Tras el larguísimo saludo, el oficial se presentó. Era el comandante Rod.
–Sabemos que llevan varias horas en su base –no preguntó por nuestro descenso, falta de cortesía nada habitual. Recién llegados como estábamos, un poco de mano izquierda sí se le echaba de menos.
–Y ¿cómo es eso?, ¿nos espían? –bramó nuestro capitán.
–Maldita sea, llevamos varios días aquí en alerta con los detectores al máximo para que no se nos pierda ni una señal. Y si digo que ustedes hace nueve horas que atracaron, es que fue así –Rod andaba justito a punto para el ataque de nervios–. Les hemos concedido ese espacio de tiempo para que vayan haciéndose a la situación. Ahora ya sabrán que no hay, ni hubo nadie en la estación One. Nosotros y los de Megatre estamos igual que ustedes.
–Ah, ¿sí? –la frialdad de nuestro jefe podía llegar a ser ambigua.
–Déjese de posturitas puritanas. Ahora estamos solos a varios años-luz de nuestra casa y algo desconocido nos amenaza. Creemos que lo más razonable es unir fuerzas.
–¿Qué está insinuando?
–Que procuremos aparcar diferencias y por unos días seamos un solo país.

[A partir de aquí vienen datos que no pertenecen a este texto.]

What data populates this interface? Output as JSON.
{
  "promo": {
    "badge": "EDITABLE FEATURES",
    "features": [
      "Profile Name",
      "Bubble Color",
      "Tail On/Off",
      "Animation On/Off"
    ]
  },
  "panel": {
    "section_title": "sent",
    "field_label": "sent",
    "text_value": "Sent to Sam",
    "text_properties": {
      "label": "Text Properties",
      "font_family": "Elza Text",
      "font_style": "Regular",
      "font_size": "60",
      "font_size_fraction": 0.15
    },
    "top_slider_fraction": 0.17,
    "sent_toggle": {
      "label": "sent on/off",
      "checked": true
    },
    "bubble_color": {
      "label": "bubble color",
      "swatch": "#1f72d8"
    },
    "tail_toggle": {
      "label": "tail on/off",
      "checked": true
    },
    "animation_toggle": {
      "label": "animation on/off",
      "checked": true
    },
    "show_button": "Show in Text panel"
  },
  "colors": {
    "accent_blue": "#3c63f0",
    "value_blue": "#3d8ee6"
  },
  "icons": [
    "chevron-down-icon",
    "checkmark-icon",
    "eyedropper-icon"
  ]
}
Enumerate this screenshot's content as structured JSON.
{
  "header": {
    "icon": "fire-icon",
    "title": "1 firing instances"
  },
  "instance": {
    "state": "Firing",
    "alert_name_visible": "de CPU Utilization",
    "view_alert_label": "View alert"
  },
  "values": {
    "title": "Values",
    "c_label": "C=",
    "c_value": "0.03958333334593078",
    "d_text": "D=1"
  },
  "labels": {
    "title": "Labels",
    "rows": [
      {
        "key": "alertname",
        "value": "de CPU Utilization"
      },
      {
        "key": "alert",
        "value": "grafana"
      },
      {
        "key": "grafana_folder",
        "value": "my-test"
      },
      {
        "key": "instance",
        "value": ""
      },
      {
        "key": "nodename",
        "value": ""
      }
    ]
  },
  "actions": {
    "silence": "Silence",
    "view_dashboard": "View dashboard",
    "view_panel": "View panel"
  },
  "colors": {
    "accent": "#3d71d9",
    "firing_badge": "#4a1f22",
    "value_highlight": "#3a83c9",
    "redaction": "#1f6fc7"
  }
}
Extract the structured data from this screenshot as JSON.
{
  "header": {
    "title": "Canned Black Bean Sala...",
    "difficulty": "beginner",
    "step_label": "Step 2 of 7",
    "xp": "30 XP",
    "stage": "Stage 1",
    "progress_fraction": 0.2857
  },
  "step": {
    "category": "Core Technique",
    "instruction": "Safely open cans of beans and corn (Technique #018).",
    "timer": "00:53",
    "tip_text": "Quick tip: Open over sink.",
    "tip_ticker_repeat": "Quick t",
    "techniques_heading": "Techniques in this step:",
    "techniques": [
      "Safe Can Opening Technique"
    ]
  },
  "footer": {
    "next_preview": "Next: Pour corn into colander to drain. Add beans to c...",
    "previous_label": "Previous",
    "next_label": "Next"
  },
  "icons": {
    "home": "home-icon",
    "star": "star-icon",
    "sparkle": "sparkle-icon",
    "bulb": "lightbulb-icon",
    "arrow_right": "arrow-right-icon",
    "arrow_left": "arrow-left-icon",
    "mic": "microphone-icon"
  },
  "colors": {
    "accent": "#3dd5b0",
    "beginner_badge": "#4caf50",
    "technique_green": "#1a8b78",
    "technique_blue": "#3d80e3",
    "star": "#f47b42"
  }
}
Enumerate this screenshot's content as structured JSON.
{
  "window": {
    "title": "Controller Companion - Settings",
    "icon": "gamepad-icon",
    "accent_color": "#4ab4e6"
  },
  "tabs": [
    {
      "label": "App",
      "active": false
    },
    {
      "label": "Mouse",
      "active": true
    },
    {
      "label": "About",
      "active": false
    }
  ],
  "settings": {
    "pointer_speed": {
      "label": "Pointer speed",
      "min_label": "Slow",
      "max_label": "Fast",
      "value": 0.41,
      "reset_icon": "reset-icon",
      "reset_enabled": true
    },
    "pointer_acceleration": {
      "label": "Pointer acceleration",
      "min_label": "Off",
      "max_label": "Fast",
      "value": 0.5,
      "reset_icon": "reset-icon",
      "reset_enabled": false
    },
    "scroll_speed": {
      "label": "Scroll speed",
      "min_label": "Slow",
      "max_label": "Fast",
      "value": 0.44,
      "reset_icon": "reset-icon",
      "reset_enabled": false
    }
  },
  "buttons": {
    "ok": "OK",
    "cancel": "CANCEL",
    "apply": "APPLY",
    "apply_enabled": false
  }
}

–Está llamándome traidor a la cara ya sólo por escuchar semejante desatino. Ustedes únanse, únanse los unos con los otros. Hagan esas cosas si el apetito es lo que les pide. Yo creo que es una indecencia lo que se proponen pero allá cada cual –nuestro capitán se estiró la chaqueta y entrechocó parcialmente los talones. Su rigidez nos hizo estremecer, no tanto por el desaire hecho al tal Rod como por la soledad a la que nos condenaba. Sus gestos de militar íntegro eran de auténtico libro, casi como sacados de manual.
–Bien, esas tenemos, ¿eh? Hagan como quieran –el traductor hablaba todo llano, sin gritos ni suavidades, y si notábamos baches era más por imaginados que oídos. Sin embargo nuestra imaginación ahora estaba muy calenturienta.»